Republicans in the Palmetto State have nominated a minority woman as their candidate for governor, rejecting three white male contenders in the process. And it wasn’t even close. State Representative Nikki Haley came within one percentage point of winning the nomination outright in the primary and then secured it with a landslide 65% victory in the runoff.
Two congressional races added to the GOP’s facelift. Haley’s colleague in the South Carolina House, Tim Scott, an African-American won the nomination for the 1st Congressional district seat with a no-doubt-about-it 68% runoff win. And, to dot the i in “irony,” he defeated the son of South Carolina icon, the late Senator Strom Thurmond.

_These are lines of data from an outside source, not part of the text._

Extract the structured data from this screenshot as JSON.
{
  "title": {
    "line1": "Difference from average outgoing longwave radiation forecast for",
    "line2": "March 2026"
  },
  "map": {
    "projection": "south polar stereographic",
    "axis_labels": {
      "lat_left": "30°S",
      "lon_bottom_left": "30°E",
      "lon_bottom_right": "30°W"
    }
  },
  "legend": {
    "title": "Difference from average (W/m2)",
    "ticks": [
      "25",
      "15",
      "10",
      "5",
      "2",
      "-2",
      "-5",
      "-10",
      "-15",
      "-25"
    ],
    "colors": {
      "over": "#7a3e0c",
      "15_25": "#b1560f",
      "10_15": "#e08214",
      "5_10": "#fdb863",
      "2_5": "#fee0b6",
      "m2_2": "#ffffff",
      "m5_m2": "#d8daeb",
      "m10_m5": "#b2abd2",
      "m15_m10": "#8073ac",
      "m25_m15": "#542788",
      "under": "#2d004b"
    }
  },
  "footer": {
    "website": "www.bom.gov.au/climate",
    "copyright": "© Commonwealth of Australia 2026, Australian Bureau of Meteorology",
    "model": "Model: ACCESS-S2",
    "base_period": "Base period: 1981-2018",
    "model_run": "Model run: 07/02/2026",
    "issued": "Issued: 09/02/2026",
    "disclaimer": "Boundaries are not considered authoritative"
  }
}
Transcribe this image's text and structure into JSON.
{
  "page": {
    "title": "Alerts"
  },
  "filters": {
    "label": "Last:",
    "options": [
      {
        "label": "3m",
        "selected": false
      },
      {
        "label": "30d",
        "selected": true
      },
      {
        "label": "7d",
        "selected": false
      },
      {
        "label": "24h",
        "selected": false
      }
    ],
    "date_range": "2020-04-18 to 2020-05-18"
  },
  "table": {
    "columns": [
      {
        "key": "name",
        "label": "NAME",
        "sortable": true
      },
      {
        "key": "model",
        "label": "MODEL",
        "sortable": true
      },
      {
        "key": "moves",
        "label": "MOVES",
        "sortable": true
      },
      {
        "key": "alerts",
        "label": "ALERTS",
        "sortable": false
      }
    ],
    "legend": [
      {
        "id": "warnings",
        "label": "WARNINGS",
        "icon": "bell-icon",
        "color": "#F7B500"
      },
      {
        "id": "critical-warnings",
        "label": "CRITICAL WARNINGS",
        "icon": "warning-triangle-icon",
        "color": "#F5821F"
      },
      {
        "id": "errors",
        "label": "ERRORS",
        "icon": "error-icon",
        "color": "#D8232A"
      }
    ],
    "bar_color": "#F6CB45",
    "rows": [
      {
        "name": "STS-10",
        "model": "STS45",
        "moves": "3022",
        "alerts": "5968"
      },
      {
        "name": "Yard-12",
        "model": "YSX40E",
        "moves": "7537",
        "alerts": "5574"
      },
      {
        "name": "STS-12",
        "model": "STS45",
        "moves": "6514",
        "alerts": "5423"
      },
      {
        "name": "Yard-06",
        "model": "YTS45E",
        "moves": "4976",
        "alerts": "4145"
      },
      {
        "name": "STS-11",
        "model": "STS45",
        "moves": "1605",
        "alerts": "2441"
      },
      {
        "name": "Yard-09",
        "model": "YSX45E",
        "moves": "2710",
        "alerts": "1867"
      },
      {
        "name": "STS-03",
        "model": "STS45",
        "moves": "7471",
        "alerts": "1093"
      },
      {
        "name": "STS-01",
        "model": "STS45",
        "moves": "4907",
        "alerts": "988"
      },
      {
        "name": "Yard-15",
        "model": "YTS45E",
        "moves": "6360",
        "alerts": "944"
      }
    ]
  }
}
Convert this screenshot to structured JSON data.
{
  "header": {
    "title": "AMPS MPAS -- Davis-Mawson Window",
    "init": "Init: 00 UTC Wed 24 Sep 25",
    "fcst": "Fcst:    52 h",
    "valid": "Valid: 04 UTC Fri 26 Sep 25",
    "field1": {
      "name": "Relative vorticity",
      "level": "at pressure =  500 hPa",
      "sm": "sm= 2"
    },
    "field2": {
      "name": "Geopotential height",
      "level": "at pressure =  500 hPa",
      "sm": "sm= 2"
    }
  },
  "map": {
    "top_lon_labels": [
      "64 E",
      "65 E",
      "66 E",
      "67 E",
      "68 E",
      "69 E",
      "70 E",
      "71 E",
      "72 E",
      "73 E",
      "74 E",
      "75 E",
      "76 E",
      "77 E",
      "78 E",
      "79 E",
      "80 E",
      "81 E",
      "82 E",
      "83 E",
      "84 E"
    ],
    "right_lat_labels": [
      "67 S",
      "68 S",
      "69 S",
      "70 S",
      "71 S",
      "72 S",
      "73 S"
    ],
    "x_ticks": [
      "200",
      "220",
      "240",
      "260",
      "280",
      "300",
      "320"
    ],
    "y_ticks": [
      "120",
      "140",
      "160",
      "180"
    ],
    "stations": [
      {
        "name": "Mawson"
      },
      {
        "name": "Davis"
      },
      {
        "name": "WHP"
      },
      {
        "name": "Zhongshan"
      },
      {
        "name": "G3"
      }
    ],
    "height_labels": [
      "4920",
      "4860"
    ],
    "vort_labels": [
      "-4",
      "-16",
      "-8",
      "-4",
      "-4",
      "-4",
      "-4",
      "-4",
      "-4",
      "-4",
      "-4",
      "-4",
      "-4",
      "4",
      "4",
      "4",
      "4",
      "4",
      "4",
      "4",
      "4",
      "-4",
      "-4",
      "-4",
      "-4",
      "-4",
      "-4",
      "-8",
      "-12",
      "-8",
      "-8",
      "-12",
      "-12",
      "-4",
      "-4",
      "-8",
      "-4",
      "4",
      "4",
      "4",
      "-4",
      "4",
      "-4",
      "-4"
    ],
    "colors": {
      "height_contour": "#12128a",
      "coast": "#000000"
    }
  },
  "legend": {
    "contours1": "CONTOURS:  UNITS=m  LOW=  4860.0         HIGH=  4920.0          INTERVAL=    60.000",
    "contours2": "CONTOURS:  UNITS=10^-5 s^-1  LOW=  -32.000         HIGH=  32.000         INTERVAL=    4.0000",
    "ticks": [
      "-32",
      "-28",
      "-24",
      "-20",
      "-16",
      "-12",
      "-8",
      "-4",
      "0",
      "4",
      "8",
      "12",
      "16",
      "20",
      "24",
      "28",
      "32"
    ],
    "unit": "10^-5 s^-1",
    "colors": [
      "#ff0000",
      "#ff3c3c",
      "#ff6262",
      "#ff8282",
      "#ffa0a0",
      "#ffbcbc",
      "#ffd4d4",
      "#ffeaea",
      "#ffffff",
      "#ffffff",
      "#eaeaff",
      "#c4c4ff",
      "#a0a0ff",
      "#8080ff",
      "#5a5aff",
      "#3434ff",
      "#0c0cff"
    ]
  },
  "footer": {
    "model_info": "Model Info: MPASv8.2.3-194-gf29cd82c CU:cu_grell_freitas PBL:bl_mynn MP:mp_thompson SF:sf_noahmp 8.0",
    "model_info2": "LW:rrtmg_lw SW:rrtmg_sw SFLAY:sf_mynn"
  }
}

In the 3rd District congressional runoff, voters in what is probably the state’s most hidebound region, rejected – though narrowly – an evangelical candidate for the more pragmatic Jeff Duncan.
While this was happening in the Republican contests, the Democrats were fighting to eliminate a Senate primary win by an African-American candidate over a white establishment opponent. Granted, the circumstances of Alvin Greene’s candidacy is … unusual … but had that story unfolded in the Republican party, you can bet cries of racism and charges of denying “the disenfranchised” would have brought the Justice Department into the state post-haste.
There is much yet to be done. After all, these are just nominations; the general elections are over four months away. And even if these stories carry through and these candidates win, women and minorities still make up far too little of the GOP resident population.
Nonetheless, these are seismic events in the Republican party in a state not known for the last bunch of generations for being particularly accepting of women and minorities in political office.
The tent is open and, clearly, the South Carolina Republican Party is telling everyone, “Y’all come!”